Tatoeages: Gegraveerd verleden bij de Swifterbanters?

Er zijn geen bewijzen aangetroffen dat de Swifterbanters tatoeages hadden. Of zij tatoeages hadden, weten we dus niet.

Het gebruik van tatoeages is zeer oud. Sommige bronnen vermelden dat dit gebruik mogelijk al in de Oude Steentijd (Paleolithicum) voorkwam; Op rotstekeningen en kleine standbeeldjes, zoals de ivoren Leeuwenman (40.000 v. Chr.) en de Venus van Hohle Fels (35.000 tot 40.000 v. Chr.), beide in het zuiden van Duitsland aangetroffen. Deze hebben menselijke figuren met strepen en stippen op hun lichaam. Onduidelijk is echter of deze huidtekeningen permanent waren (en niet tijdelijk geschilderd) en of ze levensechte afbeeldingen zijn.

Afb.241 De Leeuwenman, een standbeeldje uit de Oude Steentijd, ca. 40.000 v. Chr., met mogelijk 6 tatoeages op de linker bovenarm
Afb.242 De Venus van Hohle Fels, een standbeeldje van een vrouw met mogelijk tatoeages, ong. 35.000 tot 40.000 v. Chr.

In o.a. Japan zijn ook aanwijzingen voor het tattoo-gebruik gevonden, vanaf omstreeks 5000 v. Christus. Dus ten tijde van de Swifterbantcultuur. Het gaat om beeldjes van klei met daarop personen met patronen, mogelijk tatoeages. Het is echter ook hier niet duidelijk of dit een realistische weergave van de realiteit is of dat de pottenbakkers putten uit hun eigen fantasie.

Concrete aanwijzingen van tatoeage-gebruik zijn aangetroffen bij een ijsmummie, Ötzi, uit ongeveer 3300 v. Christus. Deze ijsmummie werd gevonden in de Alpen op de grens van Oostenrijk en Italië. Dit was ongeveer 100 jaar na de Swifterbantcultuur. Onderzoekers vonden op Ötzi’s lichaam tussen de 57 tot 61 tatoeages (bronnen noemen verschillende getallen). Uit analyses blijkt dat de tatoeages met roet of houtskool zijn gemaakt. Tatoeages werden destijds niet gezet met een naald, maar door roet/houtskool te wrijven in kleine sneetjes in de huid. Sommige onderzoekers menen dat het hier gaat om een vroege vorm van acupunctuur om klachten/pijn te bestrijden. De tatoeages bevinden zich op plekken waar hij last had van artrose: knieën, onderrug, polsen en enkels. Ötzi’s tatoeages lijken op streepjescodes en om zijn linker pols vormen ze een armband.

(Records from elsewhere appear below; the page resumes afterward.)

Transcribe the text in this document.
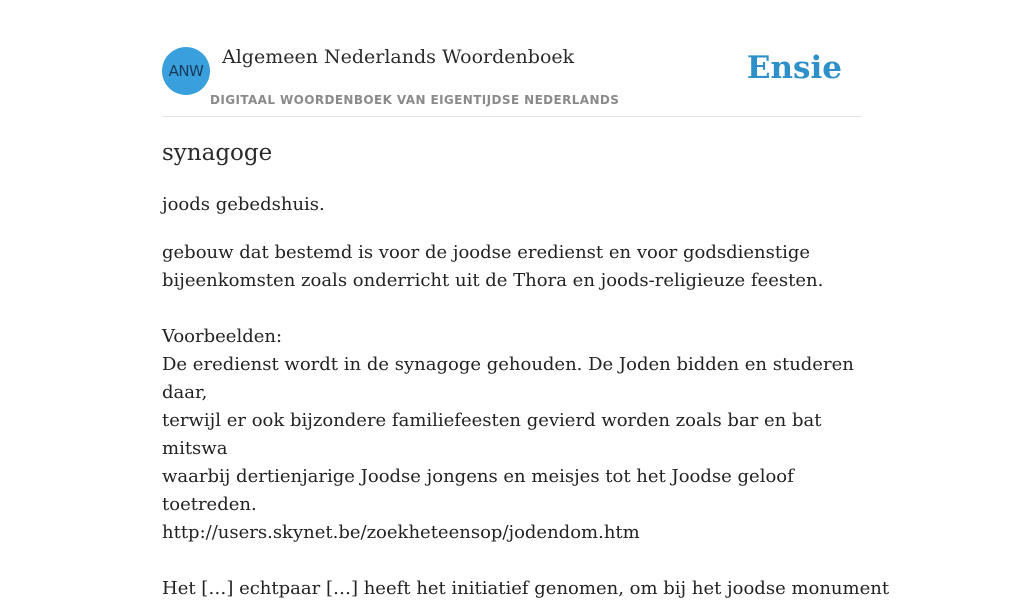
ANW
Algemeen Nederlands Woordenboek
DIGITAAL WOORDENBOEK VAN EIGENTIJDSE NEDERLANDS
Ensie
synagoge
joods gebedshuis.

gebouw dat bestemd is voor de joodse eredienst en voor godsdienstige

bijeenkomsten zoals onderricht uit de Thora en joods-religieuze feesten.

Voorbeelden:

De eredienst wordt in de synagoge gehouden. De Joden bidden en studeren daar,

terwijl er ook bijzondere familiefeesten gevierd worden zoals bar en bat mitswa

waarbij dertienjarige Joodse jongens en meisjes tot het Joodse geloof toetreden.

http://users.skynet.be/zoekheteensop/jodendom.htm

Het […] echtpaar […] heeft het initiatief genomen, om bij het joodse monument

Afb.243 Reconstructie van de tatoeages op de rug zoals bij Ötzi aangetroffen
Afb.244 Tatoeages op de pols van Ötzi

Archeologen en historici gaan er van uit dat de oude Egyptenaren een van de eerste culturen waren waarbij het tatoeëren een breed gebruik was. Met name uit de periode van het Middenrijk, globaal tussen 2040 en 1780 v. Chr., werden veel mummies aangetroffen met tatoeages. Het aanbrengen van tatoeages in de huid was bij Egyptenaren niet alleen om decoratieve redenen. Mannen geloofden ook dat als ze hun vrouwen een tattoo gaven, dit hielp om de pijn bij bevallingen te verlichten én om mannen met foute bedoelingen op afstand te houden.

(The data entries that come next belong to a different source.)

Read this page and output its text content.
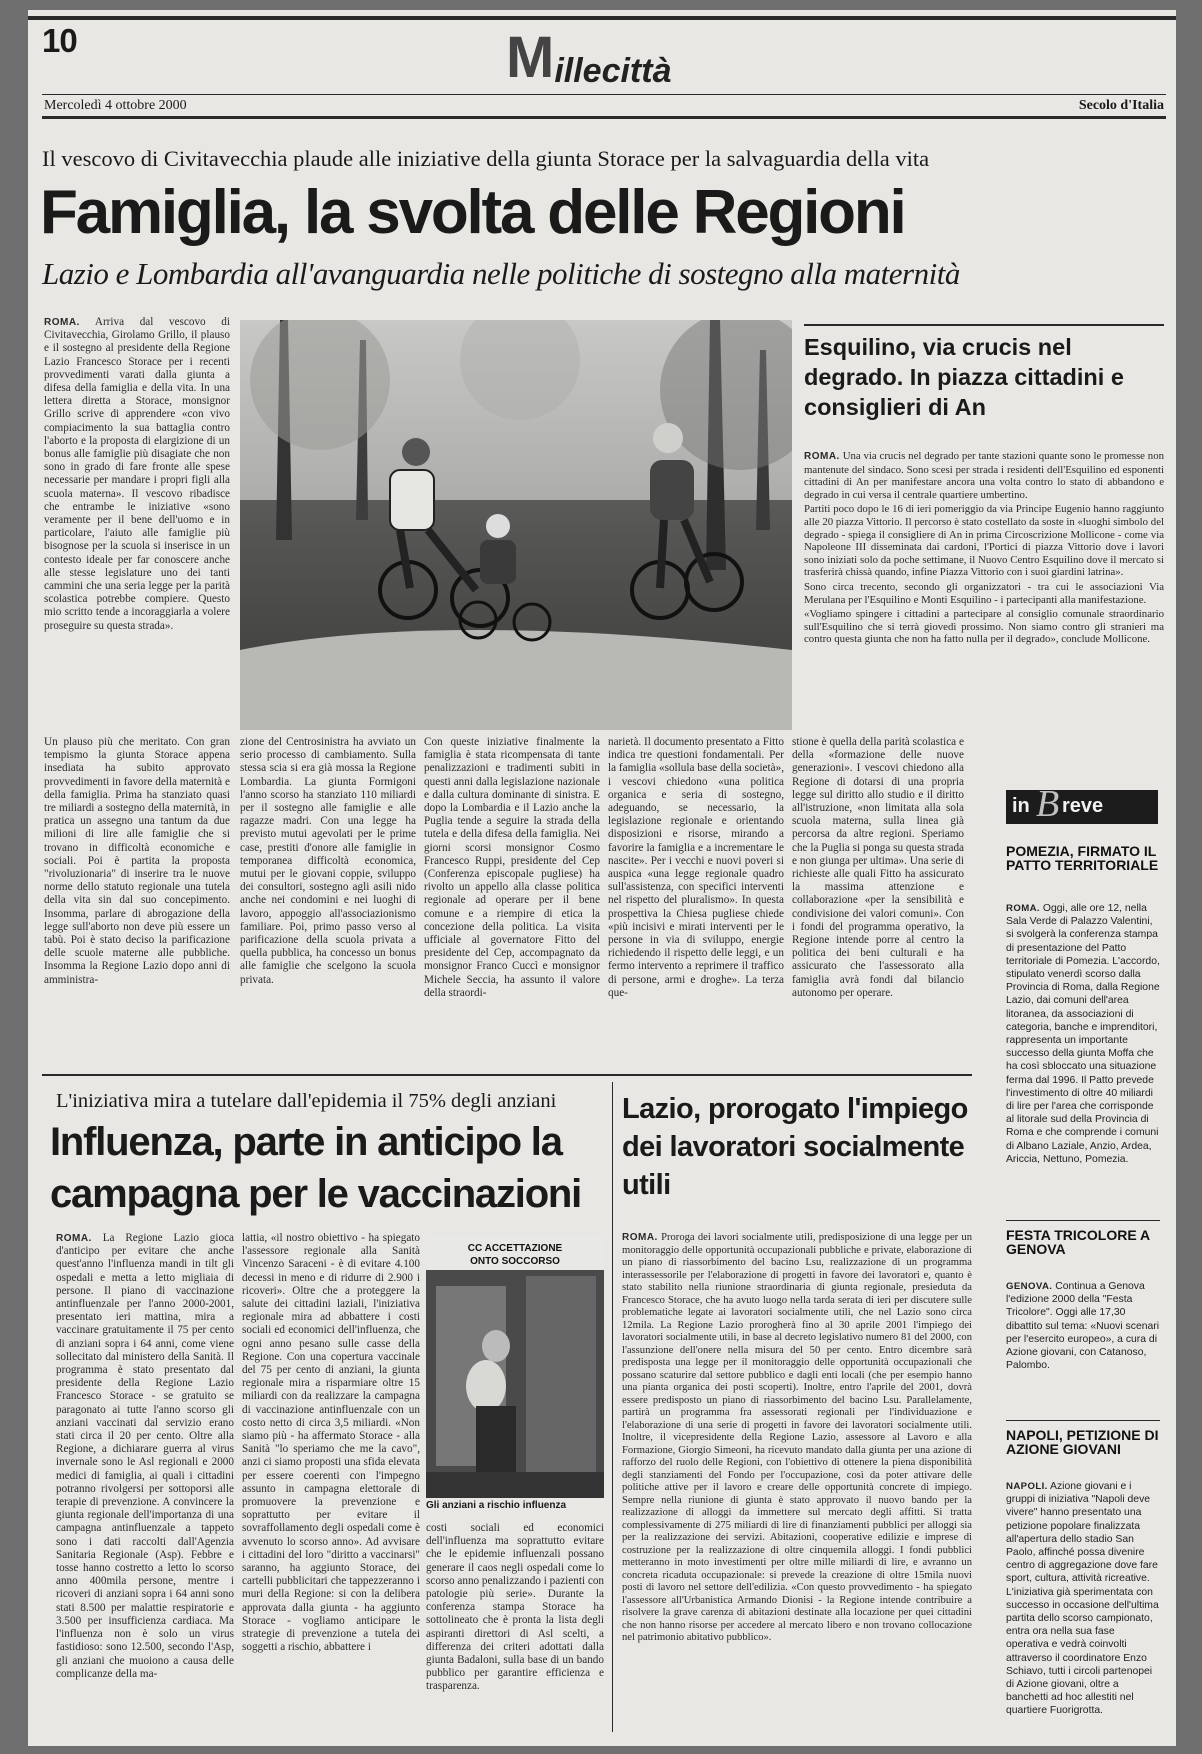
10	Millecittà
Mercoledì 4 ottobre 2000	Secolo d'Italia
Il vescovo di Civitavecchia plaude alle iniziative della giunta Storace per la salvaguardia della vita
Famiglia, la svolta delle Regioni
Lazio e Lombardia all'avanguardia nelle politiche di sostegno alla maternità

ROMA. Arriva dal vescovo di Civitavecchia, Girolamo Grillo, il plauso e il sostegno al presidente della Regione Lazio Francesco Storace per i recenti provvedimenti varati dalla giunta a difesa della famiglia e della vita. In una lettera diretta a Storace, monsignor Grillo scrive di apprendere «con vivo compiacimento la sua battaglia contro l'aborto e la proposta di elargizione di un bonus alle famiglie più disagiate che non sono in grado di fare fronte alle spese necessarie per mandare i propri figli alla scuola materna». Il vescovo ribadisce che entrambe le iniziative «sono veramente per il bene dell'uomo e in particolare, l'aiuto alle famiglie più bisognose per la scuola si inserisce in un contesto ideale per far conoscere anche alle stesse legislature uno dei tanti cammini che una seria legge per la parità scolastica potrebbe compiere. Questo mio scritto tende a incoraggiarla a volere proseguire su questa strada».

Un plauso più che meritato. Con gran tempismo la giunta Storace appena insediata ha subito approvato provvedimenti in favore della maternità e della famiglia. Prima ha stanziato quasi tre miliardi a sostegno della maternità, in pratica un assegno una tantum da due milioni di lire alle famiglie che si trovano in difficoltà economiche e sociali. Poi è partita la proposta "rivoluzionaria" di inserire tra le nuove norme dello statuto regionale una tutela della vita sin dal suo concepimento. Insomma, parlare di abrogazione della legge sull'aborto non deve più essere un tabù. Poi è stato deciso la parificazione delle scuole materne alle pubbliche. Insomma la Regione Lazio dopo anni di amministra-

zione del Centrosinistra ha avviato un serio processo di cambiamento. Sulla stessa scia si era già mossa la Regione Lombardia. La giunta Formigoni l'anno scorso ha stanziato 110 miliardi per il sostegno alle famiglie e alle ragazze madri. Con una legge ha previsto mutui agevolati per le prime case, prestiti d'onore alle famiglie in temporanea difficoltà economica, mutui per le giovani coppie, sviluppo dei consultori, sostegno agli asili nido anche nei condomini e nei luoghi di lavoro, appoggio all'associazionismo familiare. Poi, primo passo verso al parificazione della scuola privata a quella pubblica, ha concesso un bonus alle famiglie che scelgono la scuola privata.

Con queste iniziative finalmente la famiglia è stata ricompensata di tante penalizzazioni e tradimenti subiti in questi anni dalla legislazione nazionale e dalla cultura dominante di sinistra. E dopo la Lombardia e il Lazio anche la Puglia tende a seguire la strada della tutela e della difesa della famiglia. Nei giorni scorsi monsignor Cosmo Francesco Ruppi, presidente del Cep (Conferenza episcopale pugliese) ha rivolto un appello alla classe politica regionale ad operare per il bene comune e a riempire di etica la concezione della politica. La visita ufficiale al governatore Fitto del presidente del Cep, accompagnato da monsignor Franco Cuccì e monsignor Michele Seccia, ha assunto il valore della straordi-

narietà. Il documento presentato a Fitto indica tre questioni fondamentali. Per la famiglia «sollula base della società», i vescovi chiedono «una politica organica e seria di sostegno, adeguando, se necessario, la legislazione regionale e orientando disposizioni e risorse, mirando a favorire la famiglia e a incrementare le nascite». Per i vecchi e nuovi poveri si auspica «una legge regionale quadro sull'assistenza, con specifici interventi nel rispetto del pluralismo». In questa prospettiva la Chiesa pugliese chiede «più incisivi e mirati interventi per le persone in via di sviluppo, energie richiedendo il rispetto delle leggi, e un fermo intervento a reprimere il traffico di persone, armi e droghe». La terza que-

stione è quella della parità scolastica e della «formazione delle nuove generazioni». I vescovi chiedono alla Regione di dotarsi di una propria legge sul diritto allo studio e il diritto all'istruzione, «non limitata alla sola scuola materna, sulla linea già percorsa da altre regioni. Speriamo che la Puglia si ponga su questa strada e non giunga per ultima». Una serie di richieste alle quali Fitto ha assicurato la massima attenzione e collaborazione «per la sensibilità e condivisione dei valori comuni». Con i fondi del programma operativo, la Regione intende porre al centro la politica dei beni culturali e ha assicurato che l'assessorato alla famiglia avrà fondi dal bilancio autonomo per operare.

Esquilino, via crucis nel degrado. In piazza cittadini e consiglieri di An

ROMA. Una via crucis nel degrado per tante stazioni quante sono le promesse non mantenute del sindaco. Sono scesi per strada i residenti dell'Esquilino ed esponenti cittadini di An per manifestare ancora una volta contro lo stato di abbandono e degrado in cui versa il centrale quartiere umbertino.

Partiti poco dopo le 16 di ieri pomeriggio da via Principe Eugenio hanno raggiunto alle 20 piazza Vittorio. Il percorso è stato costellato da soste in «luoghi simbolo del degrado - spiega il consigliere di An in prima Circoscrizione Mollicone - come via Napoleone III disseminata dai cardoni, l'Portici di piazza Vittorio dove i lavori sono iniziati solo da poche settimane, il Nuovo Centro Esquilino dove il mercato si trasferirà chissà quando, infine Piazza Vittorio con i suoi giardini latrina».

Sono circa trecento, secondo gli organizzatori - tra cui le associazioni Via Merulana per l'Esquilino e Monti Esquilino - i partecipanti alla manifestazione.

«Vogliamo spingere i cittadini a partecipare al consiglio comunale straordinario sull'Esquilino che si terrà giovedì prossimo. Non siamo contro gli stranieri ma contro questa giunta che non ha fatto nulla per il degrado», conclude Mollicone.

L'iniziativa mira a tutelare dall'epidemia il 75% degli anziani
Influenza, parte in anticipo la campagna per le vaccinazioni

ROMA. La Regione Lazio gioca d'anticipo per evitare che anche quest'anno l'influenza mandi in tilt gli ospedali e metta a letto migliaia di persone. Il piano di vaccinazione antinfluenzale per l'anno 2000-2001, presentato ieri mattina, mira a vaccinare gratuitamente il 75 per cento di anziani sopra i 64 anni, come viene sollecitato dal ministero della Sanità. Il programma è stato presentato dal presidente della Regione Lazio Francesco Storace - se gratuito se paragonato ai tutte l'anno scorso gli anziani vaccinati dal servizio erano stati circa il 20 per cento. Oltre alla Regione, a dichiarare guerra al virus invernale sono le Asl regionali e 2000 medici di famiglia, ai quali i cittadini potranno rivolgersi per sottoporsi alle terapie di prevenzione. A convincere la giunta regionale dell'importanza di una campagna antinfluenzale a tappeto sono i dati raccolti dall'Agenzia Sanitaria Regionale (Asp). Febbre e tosse hanno costretto a letto lo scorso anno 400mila persone, mentre i ricoveri di anziani sopra i 64 anni sono stati 8.500 per malattie respiratorie e 3.500 per insufficienza cardiaca. Ma l'influenza non è solo un virus fastidioso: sono 12.500, secondo l'Asp, gli anziani che muoiono a causa delle complicanze della ma-

lattia, «il nostro obiettivo - ha spiegato l'assessore regionale alla Sanità Vincenzo Saraceni - è di evitare 4.100 decessi in meno e di ridurre di 2.900 i ricoveri». Oltre che a proteggere la salute dei cittadini laziali, l'iniziativa regionale mira ad abbattere i costi sociali ed economici dell'influenza, che ogni anno pesano sulle casse della Regione. Con una copertura vaccinale del 75 per cento di anziani, la giunta regionale mira a risparmiare oltre 15 miliardi con da realizzare la campagna di vaccinazione antinfluenzale con un costo netto di circa 3,5 miliardi. «Non siamo più - ha affermato Storace - alla Sanità "lo speriamo che me la cavo", anzi ci siamo proposti una sfida elevata per essere coerenti con l'impegno assunto in campagna elettorale di promuovere la prevenzione e soprattutto per evitare il sovraffollamento degli ospedali come è avvenuto lo scorso anno». Ad avvisare i cittadini del loro "diritto a vaccinarsi" saranno, ha aggiunto Storace, dei cartelli pubblicitari che tappezzeranno i muri della Regione: si con la delibera approvata dalla giunta - ha aggiunto Storace - vogliamo anticipare le strategie di prevenzione a tutela dei soggetti a rischio, abbattere i

CC ACCETTAZIONE
ONTO SOCCORSO
Gli anziani a rischio influenza

costi sociali ed economici dell'influenza ma soprattutto evitare che le epidemie influenzali possano generare il caos negli ospedali come lo scorso anno penalizzando i pazienti con patologie più serie». Durante la conferenza stampa Storace ha sottolineato che è pronta la lista degli aspiranti direttori di Asl scelti, a differenza dei criteri adottati dalla giunta Badaloni, sulla base di un bando pubblico per garantire efficienza e trasparenza.

Lazio, prorogato l'impiego dei lavoratori socialmente utili

ROMA. Proroga dei lavori socialmente utili, predisposizione di una legge per un monitoraggio delle opportunità occupazionali pubbliche e private, elaborazione di un piano di riassorbimento del bacino Lsu, realizzazione di un programma interassessorile per l'elaborazione di progetti in favore dei lavoratori e, quanto è stato stabilito nella riunione straordinaria di giunta regionale, presieduta da Francesco Storace, che ha avuto luogo nella tarda serata di ieri per discutere sulle problematiche legate ai lavoratori socialmente utili, che nel Lazio sono circa 12mila. La Regione Lazio prorogherà fino al 30 aprile 2001 l'impiego dei lavoratori socialmente utili, in base al decreto legislativo numero 81 del 2000, con l'assunzione dell'onere nella misura del 50 per cento. Entro dicembre sarà predisposta una legge per il monitoraggio delle opportunità occupazionali che possano scaturire dal settore pubblico e dagli enti locali (che per esempio hanno una pianta organica dei posti scoperti). Inoltre, entro l'aprile del 2001, dovrà essere predisposto un piano di riassorbimento del bacino Lsu. Parallelamente, partirà un programma fra assessorati regionali per l'individuazione e l'elaborazione di una serie di progetti in favore dei lavoratori socialmente utili. Inoltre, il vicepresidente della Regione Lazio, assessore al Lavoro e alla Formazione, Giorgio Simeoni, ha ricevuto mandato dalla giunta per una azione di rafforzo del ruolo delle Regioni, con l'obiettivo di ottenere la piena disponibilità degli stanziamenti del Fondo per l'occupazione, così da poter attivare delle politiche attive per il lavoro e creare delle opportunità concrete di impiego. Sempre nella riunione di giunta è stato approvato il nuovo bando per la realizzazione di alloggi da immettere sul mercato degli affitti. Si tratta complessivamente di 275 miliardi di lire di finanziamenti pubblici per alloggi sia per la realizzazione dei servizi. Abitazioni, cooperative edilizie e imprese di costruzione per la realizzazione di oltre cinquemila alloggi. I fondi pubblici metteranno in moto investimenti per oltre mille miliardi di lire, e avranno un concreta ricaduta occupazionale: si prevede la creazione di oltre 15mila nuovi posti di lavoro nel settore dell'edilizia. «Con questo provvedimento - ha spiegato l'assessore all'Urbanistica Armando Dionisi - la Regione intende contribuire a risolvere la grave carenza di abitazioni destinate alla locazione per quei cittadini che non hanno risorse per accedere al mercato libero e non trovano collocazione nel patrimonio abitativo pubblico».

in B reve
POMEZIA, FIRMATO IL PATTO TERRITORIALE
ROMA. Oggi, alle ore 12, nella Sala Verde di Palazzo Valentini, si svolgerà la conferenza stampa di presentazione del Patto territoriale di Pomezia. L'accordo, stipulato venerdì scorso dalla Provincia di Roma, dalla Regione Lazio, dai comuni dell'area litoranea, da associazioni di categoria, banche e imprenditori, rappresenta un importante successo della giunta Moffa che ha così sbloccato una situazione ferma dal 1996. Il Patto prevede l'investimento di oltre 40 miliardi di lire per l'area che corrisponde al litorale sud della Provincia di Roma e che comprende i comuni di Albano Laziale, Anzio, Ardea, Ariccia, Nettuno, Pomezia.
FESTA TRICOLORE A GENOVA
GENOVA. Continua a Genova l'edizione 2000 della "Festa Tricolore". Oggi alle 17,30 dibattito sul tema: «Nuovi scenari per l'esercito europeo», a cura di Azione giovani, con Catanoso, Palombo.
NAPOLI, PETIZIONE DI AZIONE GIOVANI
NAPOLI. Azione giovani e i gruppi di iniziativa "Napoli deve vivere" hanno presentato una petizione popolare finalizzata all'apertura dello stadio San Paolo, affinché possa divenire centro di aggregazione dove fare sport, cultura, attività ricreative. L'iniziativa già sperimentata con successo in occasione dell'ultima partita dello scorso campionato, entra ora nella sua fase operativa e vedrà coinvolti attraverso il coordinatore Enzo Schiavo, tutti i circoli partenopei di Azione giovani, oltre a banchetti ad hoc allestiti nel quartiere Fuorigrotta.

Het lijkt er op dat de prehistorische tatoeages cosmetische- en religieuze functies hadden en dat ze dienden om hun sociale status aan te geven. Een andere functie lijkt pijnbestrijding te zijn geweest, zoals bij de ijsmummie Ötzi. Daarnaast hadden de tattoos mogelijk een functie bij rouwverwerking; de as van iemands verbrandde lijk werd in gemaakte wondjes bij de rouwenden gestrooid; waardoor deze na heling nog zwarte vlekjes gaven als nagedachtenis aan de overledene.

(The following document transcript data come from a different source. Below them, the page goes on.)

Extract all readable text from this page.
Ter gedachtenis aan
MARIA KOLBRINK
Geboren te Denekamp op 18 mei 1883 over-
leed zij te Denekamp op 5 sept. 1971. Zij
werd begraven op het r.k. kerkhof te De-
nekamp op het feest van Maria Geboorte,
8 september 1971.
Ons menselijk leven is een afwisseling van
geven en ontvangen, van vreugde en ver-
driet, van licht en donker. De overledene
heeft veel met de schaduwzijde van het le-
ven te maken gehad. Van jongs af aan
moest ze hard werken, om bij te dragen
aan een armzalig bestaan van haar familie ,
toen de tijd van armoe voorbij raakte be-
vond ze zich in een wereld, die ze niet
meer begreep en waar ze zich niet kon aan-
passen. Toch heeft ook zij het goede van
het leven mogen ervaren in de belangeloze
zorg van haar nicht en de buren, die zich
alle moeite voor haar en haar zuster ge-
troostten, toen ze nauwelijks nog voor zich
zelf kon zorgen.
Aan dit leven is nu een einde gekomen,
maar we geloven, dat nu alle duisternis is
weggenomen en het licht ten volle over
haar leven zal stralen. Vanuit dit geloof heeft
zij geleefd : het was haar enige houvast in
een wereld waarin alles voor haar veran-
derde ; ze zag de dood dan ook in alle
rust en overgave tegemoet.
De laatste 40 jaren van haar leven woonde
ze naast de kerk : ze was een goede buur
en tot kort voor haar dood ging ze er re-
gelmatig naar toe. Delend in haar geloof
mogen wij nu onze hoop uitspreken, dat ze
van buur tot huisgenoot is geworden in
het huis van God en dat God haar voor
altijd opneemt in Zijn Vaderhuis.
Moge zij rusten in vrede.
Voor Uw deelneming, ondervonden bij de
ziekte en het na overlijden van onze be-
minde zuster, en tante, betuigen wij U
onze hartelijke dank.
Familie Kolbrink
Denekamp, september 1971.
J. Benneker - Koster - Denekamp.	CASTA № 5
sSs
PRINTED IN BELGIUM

Er zijn dus geen concrete aanwijzingen dat tatoeëren binnen de Swifterbantcultuur of in het gebied rondom de Swifterbantcultuur werd toegepast, laat staan een breed gebruik was. Sporen hiervoor zijn echter ook moeilijk te verwachten, aangezien huid alleen in hele bijzondere omstandigheden bewaard blijft. Wetenschappelijke bronnen vermelden dan ook niets over tatoeage-gebruik bij de Swifterbantcultuur en ook vermoedens worden niet vermeld. De kans dat de Swifterbanters tatoeages toepasten, zal dan ook heel klein zijn geweest. Wel zijn er aanwijzingen en bewijzen dat tatoeages in andere gebieden en in een wat latere periode dan de Swifterbantcultuur werden gebruikt. Op basis hiervan, kan het dus ook niet geheel worden uitgesloten.